Nos anos 80, a Augusta mudou suas
características, e o que muita gente chama de declínio,
prefiro denominar de novos rumos. Sou arquiteto de formação
e meu mestrado foi sobre três edifícios de São
Paulo: Copan de Oscar Niemeyer, Edifício Nações
Unidas de Abelardo de Souza e Conjunto Nacional de David Libeskind.
O que eu procurava mostrar é como a cidade foi se deslocando
do centro original em direção a Paulista por
duas grandes vias: Brigadeiro Luiz Antonio e rua Augusta.
Mais do que a cidade, o poder político e econômico.

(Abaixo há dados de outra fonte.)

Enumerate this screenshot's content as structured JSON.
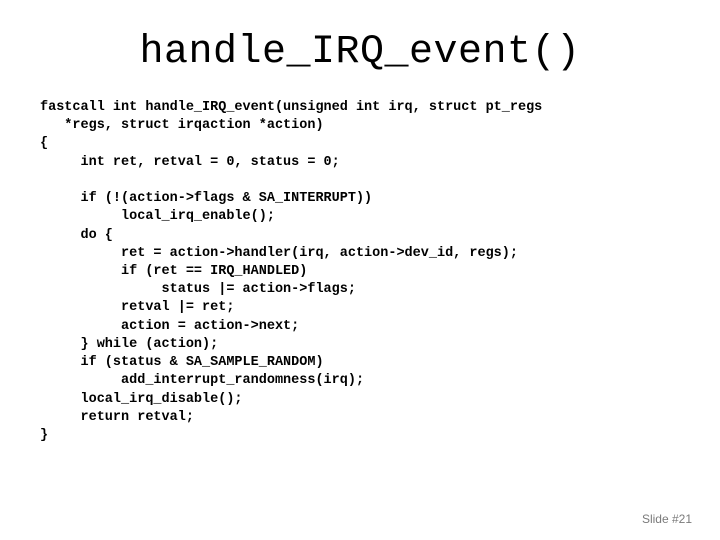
{
  "title": "handle_IRQ_event()",
  "code_lines": [
    "fastcall int handle_IRQ_event(unsigned int irq, struct pt_regs",
    "   *regs, struct irqaction *action)",
    "{",
    "     int ret, retval = 0, status = 0;",
    "",
    "     if (!(action->flags & SA_INTERRUPT))",
    "          local_irq_enable();",
    "     do {",
    "          ret = action->handler(irq, action->dev_id, regs);",
    "          if (ret == IRQ_HANDLED)",
    "               status |= action->flags;",
    "          retval |= ret;",
    "          action = action->next;",
    "     } while (action);",
    "     if (status & SA_SAMPLE_RANDOM)",
    "          add_interrupt_randomness(irq);",
    "     local_irq_disable();",
    "     return retval;",
    "}"
  ],
  "footer": "Slide #21"
}
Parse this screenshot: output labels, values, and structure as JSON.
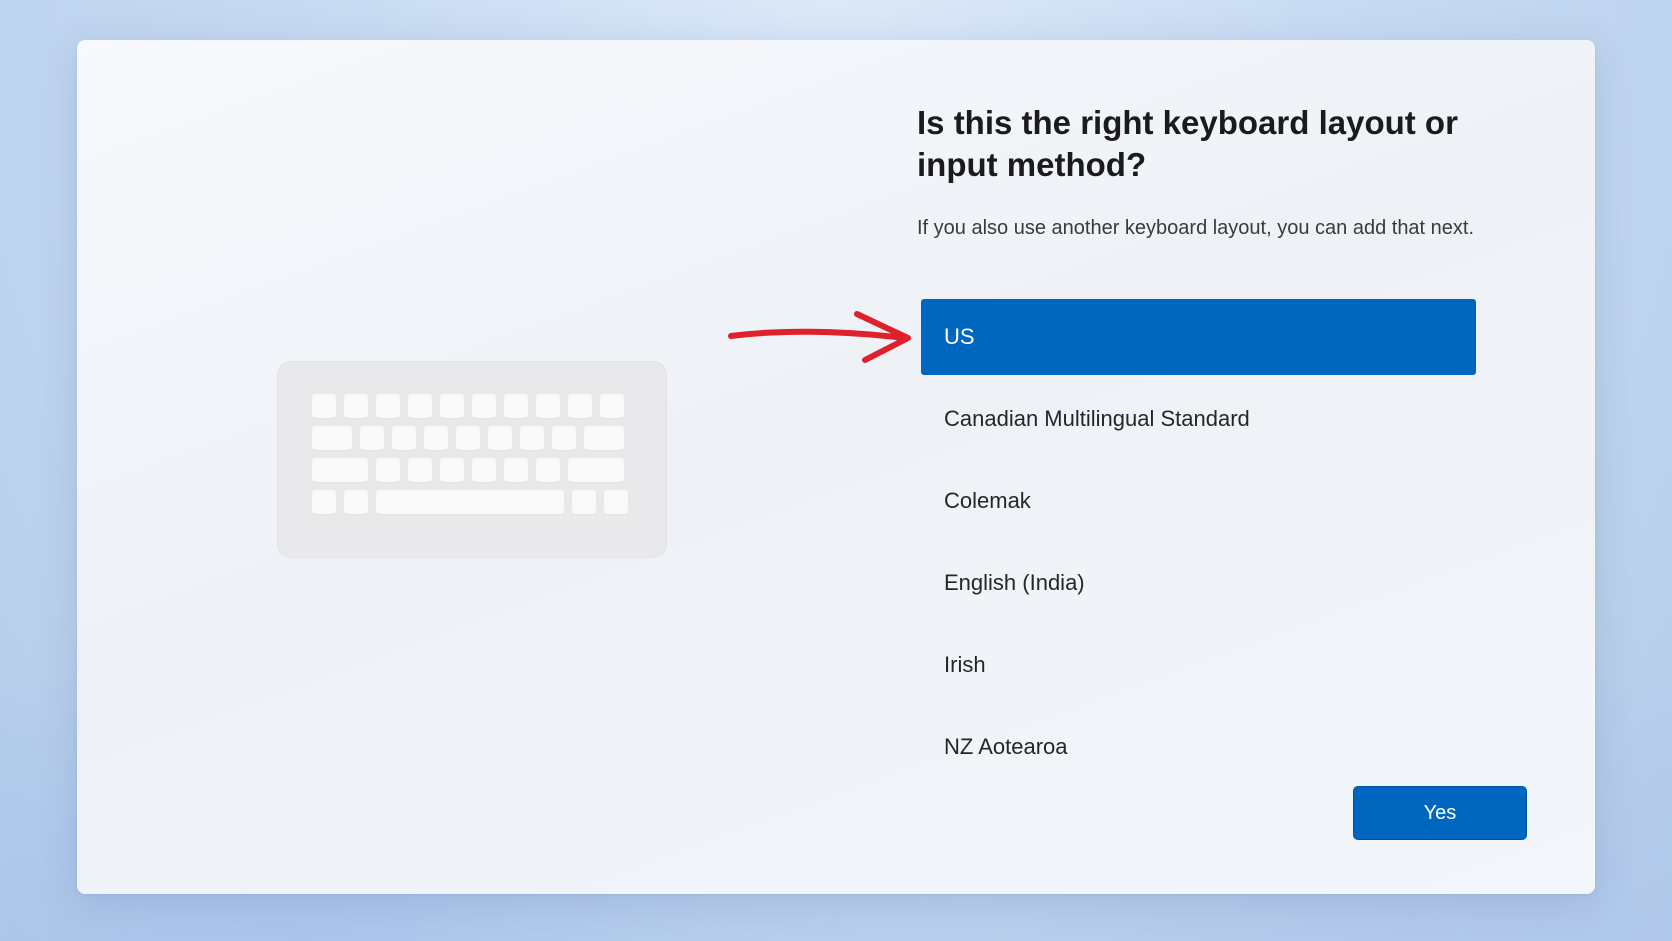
{
  "setup": {
    "title": "Is this the right keyboard layout or input method?",
    "subtitle": "If you also use another keyboard layout, you can add that next.",
    "layouts": [
      {
        "label": "US",
        "selected": true
      },
      {
        "label": "Canadian Multilingual Standard",
        "selected": false
      },
      {
        "label": "Colemak",
        "selected": false
      },
      {
        "label": "English (India)",
        "selected": false
      },
      {
        "label": "Irish",
        "selected": false
      },
      {
        "label": "NZ Aotearoa",
        "selected": false
      }
    ],
    "yes_label": "Yes"
  },
  "icons": {
    "illustration": "keyboard-illustration",
    "annotation": "red-arrow-annotation"
  },
  "colors": {
    "accent": "#0067c0",
    "annotation_red": "#e0202a"
  }
}
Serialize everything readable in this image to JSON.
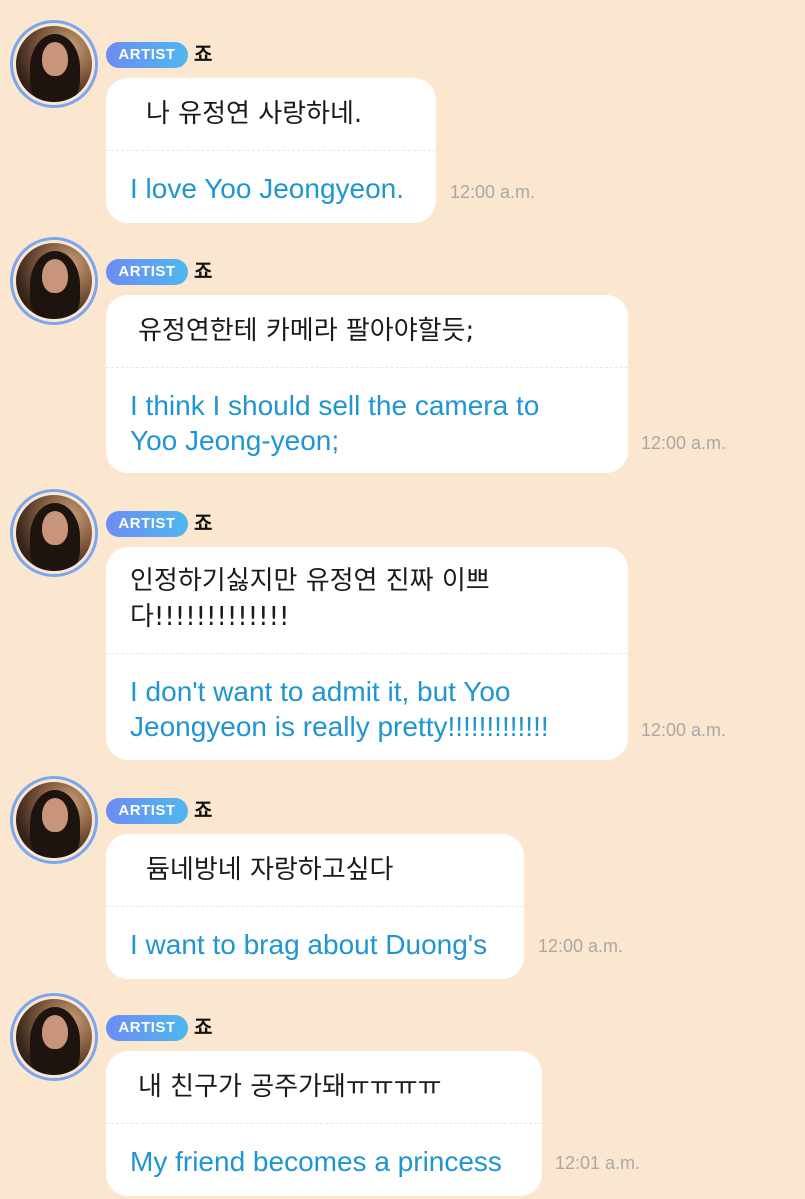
{
  "badge_label": "ARTIST",
  "sender_name": "죠",
  "messages": [
    {
      "korean": [
        "나 유정연 사랑하네."
      ],
      "english": [
        "I love Yoo Jeongyeon."
      ],
      "time": "12:00 a.m."
    },
    {
      "korean": [
        "유정연한테 카메라 팔아야할듯;"
      ],
      "english": [
        "I think I should sell the camera to",
        "Yoo Jeong-yeon;"
      ],
      "time": "12:00 a.m."
    },
    {
      "korean": [
        "인정하기싫지만 유정연 진짜 이쁘",
        "다!!!!!!!!!!!!!"
      ],
      "english": [
        "I don't want to admit it, but Yoo",
        "Jeongyeon is really pretty!!!!!!!!!!!!!"
      ],
      "time": "12:00 a.m."
    },
    {
      "korean": [
        "듐네방네 자랑하고싶다"
      ],
      "english": [
        "I want to brag about Duong's"
      ],
      "time": "12:00 a.m."
    },
    {
      "korean": [
        "내 친구가 공주가돼ㅠㅠㅠㅠ"
      ],
      "english": [
        "My friend becomes a princess"
      ],
      "time": "12:01 a.m."
    }
  ]
}
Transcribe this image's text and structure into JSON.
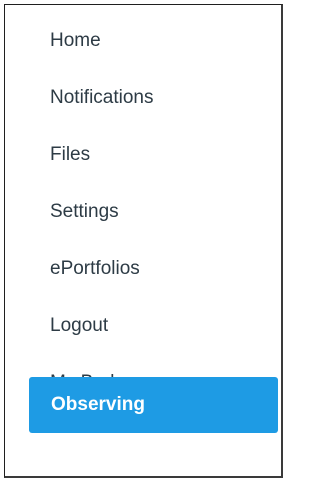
{
  "nav": {
    "items": [
      {
        "label": "Home"
      },
      {
        "label": "Notifications"
      },
      {
        "label": "Files"
      },
      {
        "label": "Settings"
      },
      {
        "label": "ePortfolios"
      },
      {
        "label": "Logout"
      },
      {
        "label": "My Badges"
      },
      {
        "label": "Observing",
        "active": true
      }
    ]
  },
  "colors": {
    "active_bg": "#1e9be4",
    "active_text": "#ffffff",
    "text": "#2d3b45",
    "border": "#1f1f1f"
  }
}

Sempre me pergunto, porque consideram
decadência a mudança de status que uma determinada
região sofre, seja por questões políticas,
econômicas ou sociais. Sim, se compararmos as fotos
da Augusta com seu comércio de luxo de outrora com
os de hoje, de imediato as pessoas dirão: Ai que pena,
tudo era tão melhor antes. Melhor para quem? Para quem
tinha dinheiro, claro.
Sim, os prédios não
são tão reluzentes como antes. O comércio
mudou muito. As pessoas também. Mudança de classe,
mas não de vida. Há dez anos atrás morei
num prédio incrível entre as ruas Mathias Aires
e Fernando de Albuquerque. Vários amigos como vizinhos.
Na porta, sempre uma prostituta fazendo seu "ponto".
Adorava seus modelos, suas histórias.
Convivemos em plena harmonia, nos quase quatro anos em que
morei lá. Quando queria ir ao cinema, era só
olhar pela janela e ver se tinha fila ou não no Espaço
Unibanco. Sair de noite, não era problema, porque a
Lôca, era logo ali. E continua lá.
Passada uma década, continuo
andando feliz pela Baixa Augusta, porque o Vegas Club ali
se encontra, lado a lado com as Saunas For Men. O
Studio SP, logo vai se mudar para lá. Sem contar
que tem coisas que só se encontra por lá, como
a tradicional rotisseria Bologna, ou os mais lindos chapéus
do belga Maurice Plas.
Recentemente, fui convidado para fazer
uma edição de moda, para a Revista
da Folha, com roupas das lojas que vestem os travestis
e prostitutas do local. Por que me escolheram? Talvez, pela
total intimidade e uma completa ausência de preconceitos
sobre isso.
Aprendi
que espaço público é isso, o encontro
com o diferente e não só com nossos pares. A
Augusta para mim é um antídoto contra as luzes
monótonas dos shoppings centers. Sinto falta do Spazio
Pirandello, do Antônio Maschio. Sinto falta do Promocenter.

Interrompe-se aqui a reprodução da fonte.